A family of six was pulled out alive after 101 hours under the rubble in Iskenderun, southern Turkey. A family was rescued from the debris of a collapsed building on Friday morning, in the Hatay region, one of the worst-hit areas in Turkey. A 17-year-old was saved in Gaziantep, 94 hours after the first of Monday’s deadly earthquakes.
Friday morning brought glimmers of hope across a devastated landscape spanning the two sides of the Turkey-Syria border, as volunteers and workers pulled off seemingly miraculous rescues.
The rare successes came even as Turkey crossed a grim milestone: Its death toll from the earthquakes reached 18,991, surpassing the number of people lost to the powerful 1999 temblor that had shaken and scarred the nation. In total, Monday’s two earthquakes of magnitudes 7.8 and 7.6, and hundreds of other powerful aftershocks, have killed more than 22,000 people and turned entire neighborhoods into debris in southeastern Turkey and northwestern Syria.

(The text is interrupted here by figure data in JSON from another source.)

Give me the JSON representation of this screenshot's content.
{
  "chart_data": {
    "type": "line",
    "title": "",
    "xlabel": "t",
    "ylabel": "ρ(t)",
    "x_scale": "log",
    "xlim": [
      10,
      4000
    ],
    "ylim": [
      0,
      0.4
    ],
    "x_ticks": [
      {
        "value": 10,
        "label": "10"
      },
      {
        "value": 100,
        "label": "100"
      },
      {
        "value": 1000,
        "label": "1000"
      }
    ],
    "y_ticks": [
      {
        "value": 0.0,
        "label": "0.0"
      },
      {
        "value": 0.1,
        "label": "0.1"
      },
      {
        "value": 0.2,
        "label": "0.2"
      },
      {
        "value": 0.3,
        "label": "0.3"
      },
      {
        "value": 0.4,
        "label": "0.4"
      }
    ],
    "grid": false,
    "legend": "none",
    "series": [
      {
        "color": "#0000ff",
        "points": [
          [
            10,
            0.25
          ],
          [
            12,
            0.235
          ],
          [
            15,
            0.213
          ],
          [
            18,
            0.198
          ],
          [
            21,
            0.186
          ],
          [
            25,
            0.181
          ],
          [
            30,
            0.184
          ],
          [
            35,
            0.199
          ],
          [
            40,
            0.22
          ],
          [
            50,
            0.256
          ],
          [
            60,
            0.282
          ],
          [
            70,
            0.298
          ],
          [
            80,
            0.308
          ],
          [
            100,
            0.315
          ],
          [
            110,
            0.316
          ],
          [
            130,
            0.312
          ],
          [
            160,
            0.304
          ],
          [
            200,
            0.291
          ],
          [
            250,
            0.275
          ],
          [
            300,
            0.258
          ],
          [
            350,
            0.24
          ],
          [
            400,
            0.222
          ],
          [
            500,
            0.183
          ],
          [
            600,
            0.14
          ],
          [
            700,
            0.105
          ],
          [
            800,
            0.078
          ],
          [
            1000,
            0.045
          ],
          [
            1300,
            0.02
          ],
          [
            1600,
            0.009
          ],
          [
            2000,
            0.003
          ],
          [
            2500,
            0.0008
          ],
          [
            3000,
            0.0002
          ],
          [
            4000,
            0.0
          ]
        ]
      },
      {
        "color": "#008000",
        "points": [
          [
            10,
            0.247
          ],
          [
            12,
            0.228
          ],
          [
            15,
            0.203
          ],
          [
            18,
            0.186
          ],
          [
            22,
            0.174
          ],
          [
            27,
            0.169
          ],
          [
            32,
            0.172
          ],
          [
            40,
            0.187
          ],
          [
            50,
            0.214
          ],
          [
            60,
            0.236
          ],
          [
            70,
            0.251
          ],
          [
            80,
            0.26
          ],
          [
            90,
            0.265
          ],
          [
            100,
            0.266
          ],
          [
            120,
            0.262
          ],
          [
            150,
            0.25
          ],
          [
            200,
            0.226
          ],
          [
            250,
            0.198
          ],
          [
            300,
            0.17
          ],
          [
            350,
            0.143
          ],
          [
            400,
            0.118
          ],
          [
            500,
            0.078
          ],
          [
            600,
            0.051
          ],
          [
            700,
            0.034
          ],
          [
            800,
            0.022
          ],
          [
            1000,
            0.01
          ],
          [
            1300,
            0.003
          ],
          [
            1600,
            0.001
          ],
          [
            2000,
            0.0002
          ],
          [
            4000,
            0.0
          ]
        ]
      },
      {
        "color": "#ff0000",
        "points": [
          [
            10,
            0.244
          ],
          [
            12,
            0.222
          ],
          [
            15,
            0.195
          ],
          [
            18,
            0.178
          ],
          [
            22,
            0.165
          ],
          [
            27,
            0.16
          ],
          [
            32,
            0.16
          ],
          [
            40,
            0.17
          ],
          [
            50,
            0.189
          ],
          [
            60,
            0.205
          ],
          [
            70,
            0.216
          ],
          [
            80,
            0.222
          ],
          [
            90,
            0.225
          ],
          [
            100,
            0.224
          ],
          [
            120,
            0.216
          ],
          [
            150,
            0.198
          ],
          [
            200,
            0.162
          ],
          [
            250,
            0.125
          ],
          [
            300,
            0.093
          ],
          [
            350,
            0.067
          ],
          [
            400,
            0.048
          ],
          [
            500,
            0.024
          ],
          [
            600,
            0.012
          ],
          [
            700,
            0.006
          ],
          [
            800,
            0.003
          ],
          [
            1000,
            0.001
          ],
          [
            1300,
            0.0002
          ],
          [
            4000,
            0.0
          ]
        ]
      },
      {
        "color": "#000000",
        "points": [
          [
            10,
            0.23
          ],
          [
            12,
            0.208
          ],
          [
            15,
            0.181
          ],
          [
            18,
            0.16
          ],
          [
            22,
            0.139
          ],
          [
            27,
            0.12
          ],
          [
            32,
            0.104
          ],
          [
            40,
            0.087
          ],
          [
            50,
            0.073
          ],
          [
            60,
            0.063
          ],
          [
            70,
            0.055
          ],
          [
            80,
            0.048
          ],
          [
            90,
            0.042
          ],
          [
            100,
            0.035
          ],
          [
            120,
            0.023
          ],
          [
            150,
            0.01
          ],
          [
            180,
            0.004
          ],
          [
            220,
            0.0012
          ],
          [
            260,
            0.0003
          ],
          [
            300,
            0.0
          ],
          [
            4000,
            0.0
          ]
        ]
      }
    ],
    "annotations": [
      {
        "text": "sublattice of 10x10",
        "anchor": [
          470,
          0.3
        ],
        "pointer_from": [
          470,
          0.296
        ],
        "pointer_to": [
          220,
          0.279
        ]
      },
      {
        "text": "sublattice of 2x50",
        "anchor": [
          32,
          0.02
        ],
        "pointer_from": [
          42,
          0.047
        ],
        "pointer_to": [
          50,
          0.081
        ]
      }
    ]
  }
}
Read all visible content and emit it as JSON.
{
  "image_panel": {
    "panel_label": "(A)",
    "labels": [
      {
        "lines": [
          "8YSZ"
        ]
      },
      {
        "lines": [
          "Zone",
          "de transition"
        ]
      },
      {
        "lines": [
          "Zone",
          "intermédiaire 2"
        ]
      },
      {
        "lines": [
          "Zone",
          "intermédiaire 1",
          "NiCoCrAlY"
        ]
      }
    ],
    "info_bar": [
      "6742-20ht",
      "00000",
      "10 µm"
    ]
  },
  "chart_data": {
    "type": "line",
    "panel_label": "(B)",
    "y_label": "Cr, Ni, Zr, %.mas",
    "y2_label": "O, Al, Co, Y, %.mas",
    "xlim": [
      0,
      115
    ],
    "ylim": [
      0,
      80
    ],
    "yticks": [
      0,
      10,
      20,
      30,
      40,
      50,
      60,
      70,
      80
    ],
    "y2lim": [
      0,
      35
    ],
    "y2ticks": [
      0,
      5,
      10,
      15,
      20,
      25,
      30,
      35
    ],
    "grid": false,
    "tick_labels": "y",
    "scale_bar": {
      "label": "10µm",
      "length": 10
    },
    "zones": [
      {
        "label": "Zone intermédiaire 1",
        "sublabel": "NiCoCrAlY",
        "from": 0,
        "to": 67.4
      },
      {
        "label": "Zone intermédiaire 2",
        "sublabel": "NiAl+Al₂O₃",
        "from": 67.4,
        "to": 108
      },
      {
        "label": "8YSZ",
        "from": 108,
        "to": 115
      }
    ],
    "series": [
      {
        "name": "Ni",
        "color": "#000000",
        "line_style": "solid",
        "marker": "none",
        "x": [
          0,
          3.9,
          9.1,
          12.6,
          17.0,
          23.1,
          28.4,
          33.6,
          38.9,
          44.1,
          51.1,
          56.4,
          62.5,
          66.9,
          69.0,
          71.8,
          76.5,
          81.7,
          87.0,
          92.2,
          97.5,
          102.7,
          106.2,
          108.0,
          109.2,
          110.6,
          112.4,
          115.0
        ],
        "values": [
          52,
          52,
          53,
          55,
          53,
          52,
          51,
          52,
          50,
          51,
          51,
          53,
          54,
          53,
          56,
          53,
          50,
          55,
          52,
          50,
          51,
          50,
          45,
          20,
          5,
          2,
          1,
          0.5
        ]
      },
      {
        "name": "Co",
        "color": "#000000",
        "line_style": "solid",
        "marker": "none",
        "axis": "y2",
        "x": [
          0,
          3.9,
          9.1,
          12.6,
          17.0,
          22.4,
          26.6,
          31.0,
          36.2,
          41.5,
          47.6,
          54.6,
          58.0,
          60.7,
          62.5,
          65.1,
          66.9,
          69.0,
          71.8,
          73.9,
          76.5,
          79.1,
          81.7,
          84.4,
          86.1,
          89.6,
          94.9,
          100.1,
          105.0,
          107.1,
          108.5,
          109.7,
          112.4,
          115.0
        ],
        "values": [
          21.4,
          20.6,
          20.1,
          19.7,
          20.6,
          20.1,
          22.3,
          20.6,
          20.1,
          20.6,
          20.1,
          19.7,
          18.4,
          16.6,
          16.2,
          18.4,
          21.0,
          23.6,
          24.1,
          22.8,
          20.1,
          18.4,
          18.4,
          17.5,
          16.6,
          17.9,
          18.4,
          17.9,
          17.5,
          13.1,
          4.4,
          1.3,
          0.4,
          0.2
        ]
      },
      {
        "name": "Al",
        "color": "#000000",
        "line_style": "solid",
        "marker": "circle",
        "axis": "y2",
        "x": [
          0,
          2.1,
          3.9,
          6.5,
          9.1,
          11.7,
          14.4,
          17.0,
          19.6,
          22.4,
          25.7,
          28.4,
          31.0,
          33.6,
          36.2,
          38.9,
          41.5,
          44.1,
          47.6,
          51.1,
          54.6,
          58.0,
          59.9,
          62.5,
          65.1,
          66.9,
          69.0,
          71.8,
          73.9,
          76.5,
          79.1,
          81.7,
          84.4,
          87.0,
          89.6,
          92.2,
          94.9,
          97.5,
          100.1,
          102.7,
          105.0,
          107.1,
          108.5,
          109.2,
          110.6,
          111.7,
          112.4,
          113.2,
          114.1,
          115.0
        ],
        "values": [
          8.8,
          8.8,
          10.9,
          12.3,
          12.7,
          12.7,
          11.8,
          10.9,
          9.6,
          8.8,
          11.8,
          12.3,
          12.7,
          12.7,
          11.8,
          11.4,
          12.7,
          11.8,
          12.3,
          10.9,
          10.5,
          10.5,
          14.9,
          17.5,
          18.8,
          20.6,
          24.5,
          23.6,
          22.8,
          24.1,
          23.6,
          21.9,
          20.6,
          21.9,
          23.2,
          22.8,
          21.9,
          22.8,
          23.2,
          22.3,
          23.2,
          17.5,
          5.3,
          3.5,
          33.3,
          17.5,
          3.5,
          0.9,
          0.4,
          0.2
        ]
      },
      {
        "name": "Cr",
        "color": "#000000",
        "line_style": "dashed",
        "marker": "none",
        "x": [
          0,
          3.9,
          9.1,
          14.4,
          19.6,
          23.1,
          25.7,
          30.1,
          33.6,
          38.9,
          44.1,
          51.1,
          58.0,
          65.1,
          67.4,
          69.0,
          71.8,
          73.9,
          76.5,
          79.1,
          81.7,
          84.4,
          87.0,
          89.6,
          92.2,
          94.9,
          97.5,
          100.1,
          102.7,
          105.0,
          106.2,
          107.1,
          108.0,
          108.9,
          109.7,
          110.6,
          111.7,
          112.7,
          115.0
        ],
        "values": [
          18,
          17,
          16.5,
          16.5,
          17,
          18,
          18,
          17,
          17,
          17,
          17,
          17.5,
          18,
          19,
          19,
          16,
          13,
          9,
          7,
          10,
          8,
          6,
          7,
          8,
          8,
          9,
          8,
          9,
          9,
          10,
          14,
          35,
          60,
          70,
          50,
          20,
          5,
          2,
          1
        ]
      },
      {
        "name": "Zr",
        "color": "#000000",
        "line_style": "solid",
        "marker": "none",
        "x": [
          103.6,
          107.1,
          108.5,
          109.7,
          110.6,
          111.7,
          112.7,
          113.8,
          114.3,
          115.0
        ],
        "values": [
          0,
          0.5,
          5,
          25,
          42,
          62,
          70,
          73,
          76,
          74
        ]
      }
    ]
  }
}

The grim figure keeps rising as rescue workers continue their frantic search operations for a fifth consecutive day amid freezing temperatures and damaged infrastructure.
“Rescuers are on the way with heavy machinery still hoping to reach some of them – dead or alive,” said Al Jazeera correspondent Resul Serdar, reporting from a site of collapsed buildings in Kahramanmaras, the closest city to the epicenter of the first earthquake. “But they are getting a bit desperate here and tensions are high,” he said.
It is a prolonged tragedy for those who survived — but they do not know whether their loved ones will. “My dears are burning under the rubble,” a Kahramanmaras resident told Al Jazeera, holding back tears.
Turkey’s disaster-management agency said more than 110,000 personnel were taking part in the rescue effort with the assistance of more than 5,500 vehicles, including tractors, cranes, bulldozers, and excavators.
However, criticism against President Recep Tayyip Erdogan’s government over the lack of a quick response to the tragedy is mounting.
“Why haven’t we learned anything? Why haven’t the authorities assessed the structures well enough? Why did authorities allow such weak structures?” Al Jazeera’s Sinem Koseoglu said, citing people’s doubts.